- Born: Roy Norman Guest 13 March 1934 İzmir, Turkey
- Died: 23 September 1996 (aged 62) Faversham, Kent, England
- Occupations: Musician, promoter

= Roy Guest =

British folk singer and impresario (1934–96)

Roy Norman Guest (13 March 1934 – 23 September 1996) was a British folk singer and music promoter.

==Life and career==
Born in İzmir, Turkey, to a British father and Ukrainian Greek mother, he grew up in Ebbw Vale, Monmouthshire. He trained as an actor, and began singing and playing guitar when a teacher at Summerhill School. After moving to Edinburgh to study anthropology and psychology, he met Jim Haynes of the Traverse Theatre, and the pair collaborated on producing a series of "Howffs" or folk nights.
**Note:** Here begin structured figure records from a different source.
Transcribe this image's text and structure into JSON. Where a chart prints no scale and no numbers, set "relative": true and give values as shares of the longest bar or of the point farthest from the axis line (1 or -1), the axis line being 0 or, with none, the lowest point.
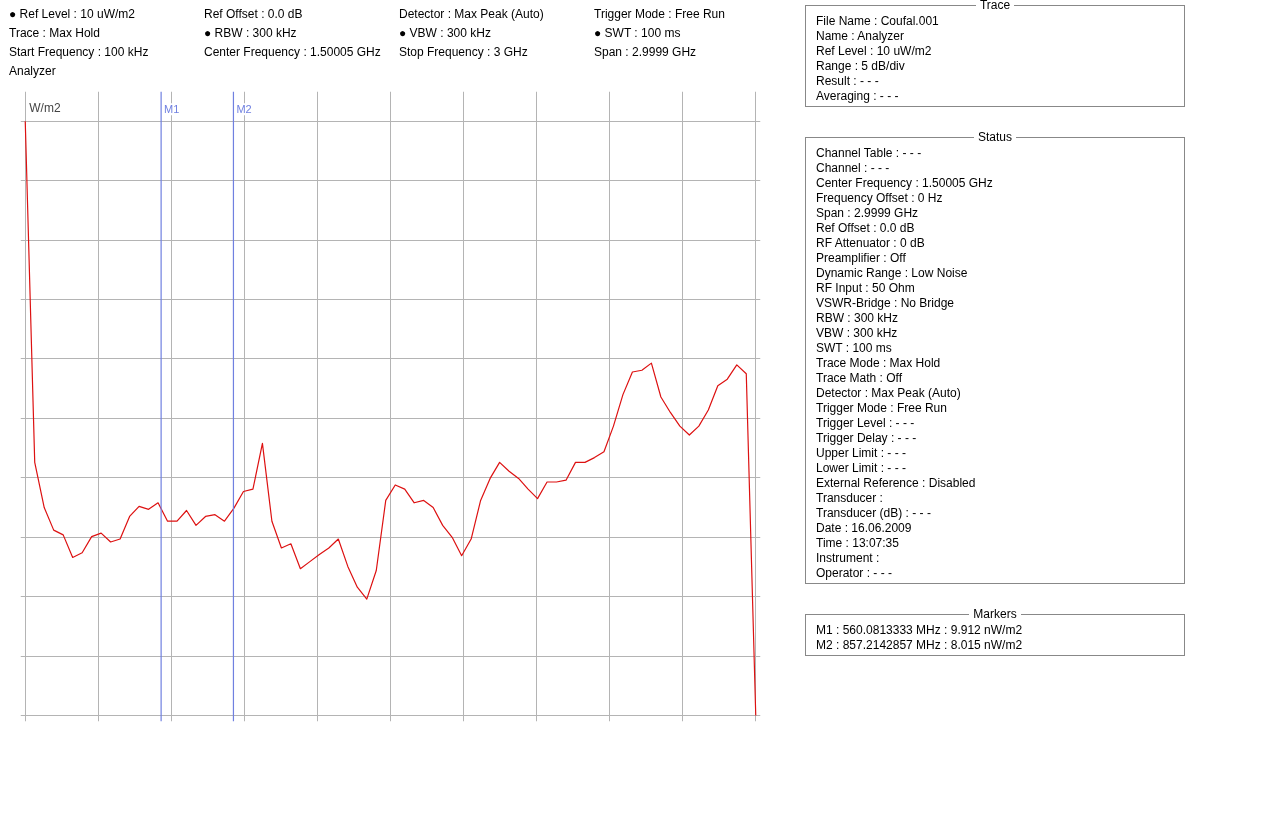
{
  "chart_data": [
    {
      "type": "line",
      "relative": true,
      "ylabel": "W/m2",
      "grid": true,
      "line_style": "solid",
      "color": "#dd1111",
      "categories": [
        null,
        null,
        null,
        null,
        null,
        null,
        null,
        null,
        null,
        null,
        null,
        null,
        null,
        null,
        null,
        null,
        null,
        null,
        null,
        null,
        null,
        null,
        null,
        null,
        null,
        null,
        null,
        null,
        null,
        null,
        null,
        null,
        null,
        null,
        null,
        null,
        null,
        null,
        null,
        null,
        null,
        null,
        null,
        null,
        null,
        null,
        null,
        null,
        null,
        null,
        null,
        null,
        null,
        null,
        null,
        null,
        null,
        null,
        null,
        null,
        null,
        null,
        null,
        null,
        null,
        null,
        null,
        null,
        null,
        null,
        null,
        null,
        null,
        null,
        null,
        null,
        null,
        null
      ],
      "values": [
        1,
        0.426,
        0.35,
        0.312,
        0.304,
        0.266,
        0.274,
        0.301,
        0.307,
        0.292,
        0.297,
        0.335,
        0.352,
        0.347,
        0.358,
        0.327,
        0.327,
        0.345,
        0.32,
        0.335,
        0.338,
        0.327,
        0.349,
        0.377,
        0.381,
        0.458,
        0.327,
        0.282,
        0.289,
        0.247,
        0.259,
        0.271,
        0.282,
        0.297,
        0.251,
        0.216,
        0.196,
        0.244,
        0.362,
        0.388,
        0.381,
        0.358,
        0.362,
        0.35,
        0.32,
        0.3,
        0.269,
        0.297,
        0.362,
        0.399,
        0.426,
        0.411,
        0.399,
        0.381,
        0.365,
        0.393,
        0.393,
        0.396,
        0.426,
        0.426,
        0.434,
        0.444,
        0.487,
        0.54,
        0.578,
        0.581,
        0.593,
        0.536,
        0.51,
        0.487,
        0.472,
        0.487,
        0.514,
        0.555,
        0.566,
        0.59,
        0.575,
        0
      ],
      "annotations": [
        {
          "text": "M1"
        },
        {
          "text": "M2"
        },
        "● Ref Level : 10 uW/m2",
        "Ref Offset : 0.0 dB",
        "Detector : Max Peak (Auto)",
        "Trigger Mode : Free Run",
        "Trace : Max Hold",
        "● RBW : 300 kHz",
        "● VBW : 300 kHz",
        "● SWT : 100 ms",
        "Start Frequency : 100 kHz",
        "Center Frequency : 1.50005 GHz",
        "Stop Frequency : 3 GHz",
        "Span : 2.9999 GHz",
        "Analyzer"
      ]
    },
    {
      "type": "other",
      "title": "Trace",
      "annotations": [
        "File Name : Coufal.001",
        "Name : Analyzer",
        "Ref Level : 10 uW/m2",
        "Range : 5 dB/div",
        "Result : - - -",
        "Averaging : - - -"
      ]
    },
    {
      "type": "other",
      "title": "Status",
      "annotations": [
        "Channel Table : - - -",
        "Channel : - - -",
        "Center Frequency : 1.50005 GHz",
        "Frequency Offset : 0 Hz",
        "Span : 2.9999 GHz",
        "Ref Offset : 0.0 dB",
        "RF Attenuator : 0 dB",
        "Preamplifier : Off",
        "Dynamic Range : Low Noise",
        "RF Input : 50 Ohm",
        "VSWR-Bridge : No Bridge",
        "RBW : 300 kHz",
        "VBW : 300 kHz",
        "SWT : 100 ms",
        "Trace Mode : Max Hold",
        "Trace Math : Off",
        "Detector : Max Peak (Auto)",
        "Trigger Mode : Free Run",
        "Trigger Level : - - -",
        "Trigger Delay : - - -",
        "Upper Limit : - - -",
        "Lower Limit : - - -",
        "External Reference : Disabled",
        "Transducer :",
        "Transducer (dB) : - - -",
        "Date : 16.06.2009",
        "Time : 13:07:35",
        "Instrument :",
        "Operator : - - -"
      ]
    },
    {
      "type": "other",
      "title": "Markers",
      "annotations": [
        "M1 : 560.0813333 MHz : 9.912 nW/m2",
        "M2 : 857.2142857 MHz : 8.015 nW/m2"
      ]
    }
  ]
}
Notably, Bert Jansch started his career at the club which became a meeting place for folk musicians including Archie Fisher and Owen Hand, and the folk duo of Robin Hall and Jimmie Macgregor.

He came to wider prominence in the 1960s as a promoter with Harold Davison, and with Brian Epstein's NEMS enterprises. He oversaw the London concert debuts of Simon and Garfunkel, the Incredible String Band and Fairport Convention. Other concerts he promoted included those by Benny Goodman, Joan Baez, The Who, and Led Zeppelin. He was also an agent during the early careers of Al Stewart and Sandy Denny.

He later set up an agency and information service for the English Folk Dance and Song Society; established his own agency, Folk Directions; and organised folk festivals in the 1980s at the Fairfield Halls in Croydon. After moving to Faversham, Kent, he stood as an independent candidate in local elections, and chaired a local theatre group.

He died in Faversham in September, 1996, at the age of 62.